Persistent he certainly was.  I was shown a photocopy of a letter from a central govt. officer instructing the Maharashtra State AIDS Society to give him the post of a scientist.  On it were two interesting and cryptic pieces of information.

The first was a reference to a certain file notation.  Ravi told me that this was to an official note that Dr.
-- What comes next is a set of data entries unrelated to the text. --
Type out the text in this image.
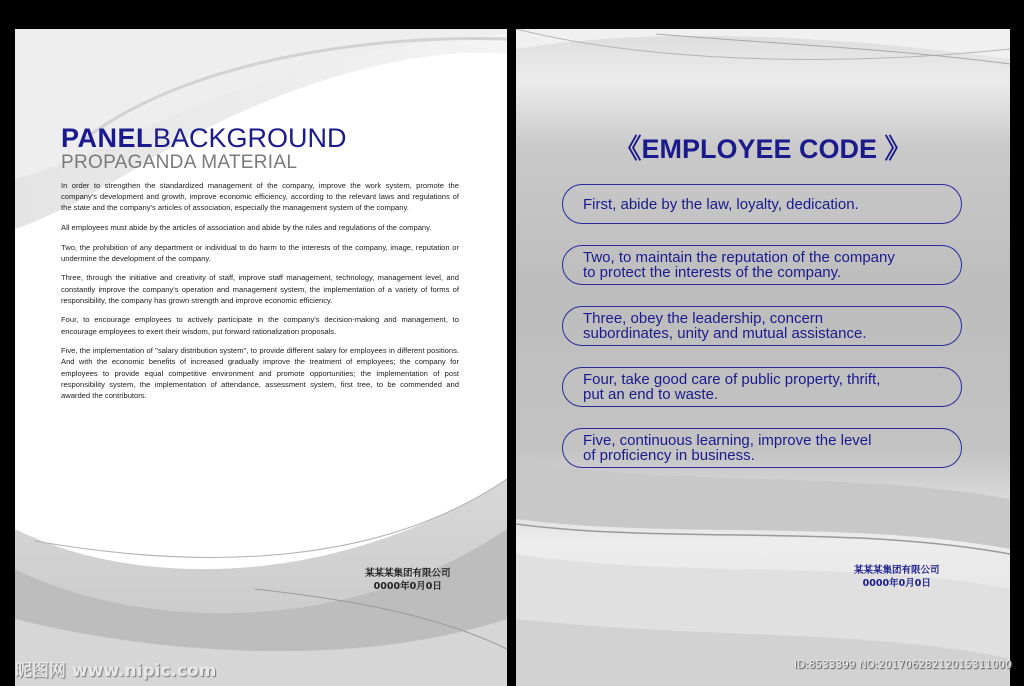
PANELBACKGROUND
PROPAGANDA MATERIAL

In order to strengthen the standardized management of the company, improve the work system, promote the company's development and growth, improve economic efficiency, according to the relevant laws and regulations of the state and the company's articles of association, especially the management system of the company.

All employees must abide by the articles of association and abide by the rules and regulations of the company.

Two, the prohibition of any department or individual to do harm to the interests of the company, image, reputation or undermine the development of the company.

Three, through the initiative and creativity of staff, improve staff management, technology, management level, and constantly improve the company's operation and management system, the implementation of a variety of forms of responsibility, the company has grown strength and improve economic efficiency.

Four, to encourage employees to actively participate in the company's decision-making and management, to encourage employees to exert their wisdom, put forward rationalization proposals.

Five, the implementation of "salary distribution system", to provide different salary for employees in different positions. And with the economic benefits of increased gradually improve the treatment of employees; the company for employees to provide equal competitive environment and promote opportunities; the implementation of post responsibility system, the implementation of attendance, assessment system, first tree, to be commended and awarded the contributors.

某某某集团有限公司
0000年0月0日
《EMPLOYEE CODE 》
First, abide by the law, loyalty, dedication.
Two, to maintain the reputation of the company
to protect the interests of the company.
Three, obey the leadership, concern
subordinates, unity and mutual assistance.
Four, take good care of public property, thrift,
put an end to waste.
Five, continuous learning, improve the level
of proficiency in business.
某某某集团有限公司
0000年0月0日
昵图网 www.nipic.com	ID:8533399 NO:20170628212015311000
Abdul Kalam had made, instructing the govt. to make him a scientist.   If this was true, then Ravi's exuberance had clearly got him places.   If it was not, then he was either a bare-faced liar or delusional.
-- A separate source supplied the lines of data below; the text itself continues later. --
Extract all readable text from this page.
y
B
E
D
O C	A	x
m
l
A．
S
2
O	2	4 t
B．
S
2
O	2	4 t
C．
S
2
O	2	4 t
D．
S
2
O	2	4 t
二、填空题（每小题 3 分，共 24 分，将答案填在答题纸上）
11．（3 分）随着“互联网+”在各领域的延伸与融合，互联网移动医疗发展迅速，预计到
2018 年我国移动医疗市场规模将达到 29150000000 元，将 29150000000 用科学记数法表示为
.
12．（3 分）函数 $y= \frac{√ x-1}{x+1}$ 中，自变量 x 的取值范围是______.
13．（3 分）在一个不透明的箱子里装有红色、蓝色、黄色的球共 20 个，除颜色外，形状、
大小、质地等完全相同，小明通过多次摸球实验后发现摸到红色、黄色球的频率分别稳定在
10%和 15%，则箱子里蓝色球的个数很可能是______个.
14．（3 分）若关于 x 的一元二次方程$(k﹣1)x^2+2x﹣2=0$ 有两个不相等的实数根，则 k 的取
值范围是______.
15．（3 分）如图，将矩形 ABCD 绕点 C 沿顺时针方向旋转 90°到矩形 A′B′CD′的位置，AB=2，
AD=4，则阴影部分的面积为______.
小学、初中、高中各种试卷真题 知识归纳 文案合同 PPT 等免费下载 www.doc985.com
The second notation was clearer to me.  It was a qualifying statement, written in laconic burearcratese - but basically informing the concerned officer something to the effect that this appointment is dependent on whether it fits into the existing programmes - and hinting that the final decision rests with the officer in charge.

I looked at the date of the letter.  It was from 2008.
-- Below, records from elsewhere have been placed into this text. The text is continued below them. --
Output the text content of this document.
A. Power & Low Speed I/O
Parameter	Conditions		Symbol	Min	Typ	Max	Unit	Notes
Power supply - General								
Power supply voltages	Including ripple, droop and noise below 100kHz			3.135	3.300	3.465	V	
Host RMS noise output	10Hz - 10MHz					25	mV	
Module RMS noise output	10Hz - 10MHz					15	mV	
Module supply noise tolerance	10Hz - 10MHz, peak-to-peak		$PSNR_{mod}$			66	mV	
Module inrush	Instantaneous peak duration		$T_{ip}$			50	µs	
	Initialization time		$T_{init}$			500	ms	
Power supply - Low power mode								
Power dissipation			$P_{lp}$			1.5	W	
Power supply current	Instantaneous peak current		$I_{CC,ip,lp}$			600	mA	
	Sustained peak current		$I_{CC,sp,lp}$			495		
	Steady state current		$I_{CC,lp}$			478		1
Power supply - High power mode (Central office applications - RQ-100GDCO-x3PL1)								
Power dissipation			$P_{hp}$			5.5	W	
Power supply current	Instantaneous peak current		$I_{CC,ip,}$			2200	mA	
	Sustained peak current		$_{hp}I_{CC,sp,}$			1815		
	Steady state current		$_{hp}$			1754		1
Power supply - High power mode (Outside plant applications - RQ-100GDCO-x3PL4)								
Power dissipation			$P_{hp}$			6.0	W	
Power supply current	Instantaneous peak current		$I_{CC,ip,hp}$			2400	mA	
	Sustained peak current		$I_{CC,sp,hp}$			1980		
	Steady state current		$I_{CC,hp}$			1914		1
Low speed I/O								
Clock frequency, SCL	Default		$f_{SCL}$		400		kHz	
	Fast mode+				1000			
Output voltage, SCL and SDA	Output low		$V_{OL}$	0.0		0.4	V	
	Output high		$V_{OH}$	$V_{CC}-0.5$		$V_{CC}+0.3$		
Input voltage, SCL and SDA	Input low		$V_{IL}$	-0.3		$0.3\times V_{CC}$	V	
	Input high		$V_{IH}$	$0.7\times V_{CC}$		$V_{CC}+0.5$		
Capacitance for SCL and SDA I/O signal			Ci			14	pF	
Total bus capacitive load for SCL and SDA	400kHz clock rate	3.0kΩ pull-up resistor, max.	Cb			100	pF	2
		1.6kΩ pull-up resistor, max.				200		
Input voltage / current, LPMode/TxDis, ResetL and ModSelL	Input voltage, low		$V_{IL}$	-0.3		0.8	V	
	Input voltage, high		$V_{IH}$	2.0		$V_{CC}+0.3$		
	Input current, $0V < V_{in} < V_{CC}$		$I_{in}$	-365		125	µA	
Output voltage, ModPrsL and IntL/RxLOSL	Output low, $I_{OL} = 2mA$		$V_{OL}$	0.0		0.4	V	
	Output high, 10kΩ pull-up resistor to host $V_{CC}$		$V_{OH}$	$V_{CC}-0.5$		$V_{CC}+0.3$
"Ravi,"  I thought in my mind "you can kiss this letter good-bye.  There is no chance that you will get a job, they clearly have just written this letter to humour someone."

When I sat down with Ravi and talked to him about the letter, he told me that yes they did not have funds and so they did not take him on.

I asked him what studies he had done to become a doctor.  He told me he was a doctor of homeopathy.  I asked him if he was practicing.  He said no.

I asked him if he had done any research at all.  He admitted he had not.  But was quick to tell me that he had lots of ideas in his mind.  He wanted to find a cure for HIV.  To overcome the p120 protein and make a vaccine.

Talking to Sheba later, she told me he had announced to her that he was 'ranked no. 13 in the world among scientists.'

So what to do with a man who is clearly seeing life from a pretty different perspective?  Where we don't really share the same page.

I must confess I did not have charitable thoughts in my mind at all times during the training.  To have Ravi was irritating at times.  'How did this fellow get here?' was the thought that cropped up not infrequently.  'What about the others?'   Ravi's roommate indicated to me later that sharing a double hotel room with him had not been easy - that a non-stop monologue had taken place most of the time.

But then something changed in me too.  We have been passionately urging our trainees to have empathy and live a life of compassion - and to urge the churches and organisations they come from to do likewise.

Well, here was a person who needs compassion too:  Ravi.

In my last conversation with him, he brought me a set of papers where he had written rambling thoughts about JSK and HIV and vaccines, signing it off with his name - after having given himself the title 'Sir.'   He wanted my signature on it and an official stamp.   I declined.

I gently tried to tell him that until he actually does something, he should not label himself as such.   "I have dreams!" He said.  "I know I can become a scientist with Jesus' help.' I suggested that maybe Jesus did not want him to become a scientist - and that Ravi should listen to what Jesus wanted of him.   In our final evaluation of the course, there was precious little difference in what Ravi wrote and said - from what he wrote and said at the beginning of the training.

Where is Ravi now?  Probably back to his small town in rural Maharashtra.  

Is Ravi a crank, or is he expressing the desires of ambitious small-town guys who never had a crack at the big leagues?  Who did not have the love and care that I received.  Who did not have access to the schools and old-boys (and girls) networks that were rolled out for me?  Hard to say.

How to help people who don't realise they need help?  The limited time that we had available to talk individually during the hustle and bustle of the week of training did not seem to have too much impact on Ravi.

But maybe even those few words will bear seed in good soil.... and the prayers on behalf of Ravi will see a calming of his mind and real steps forward in his life.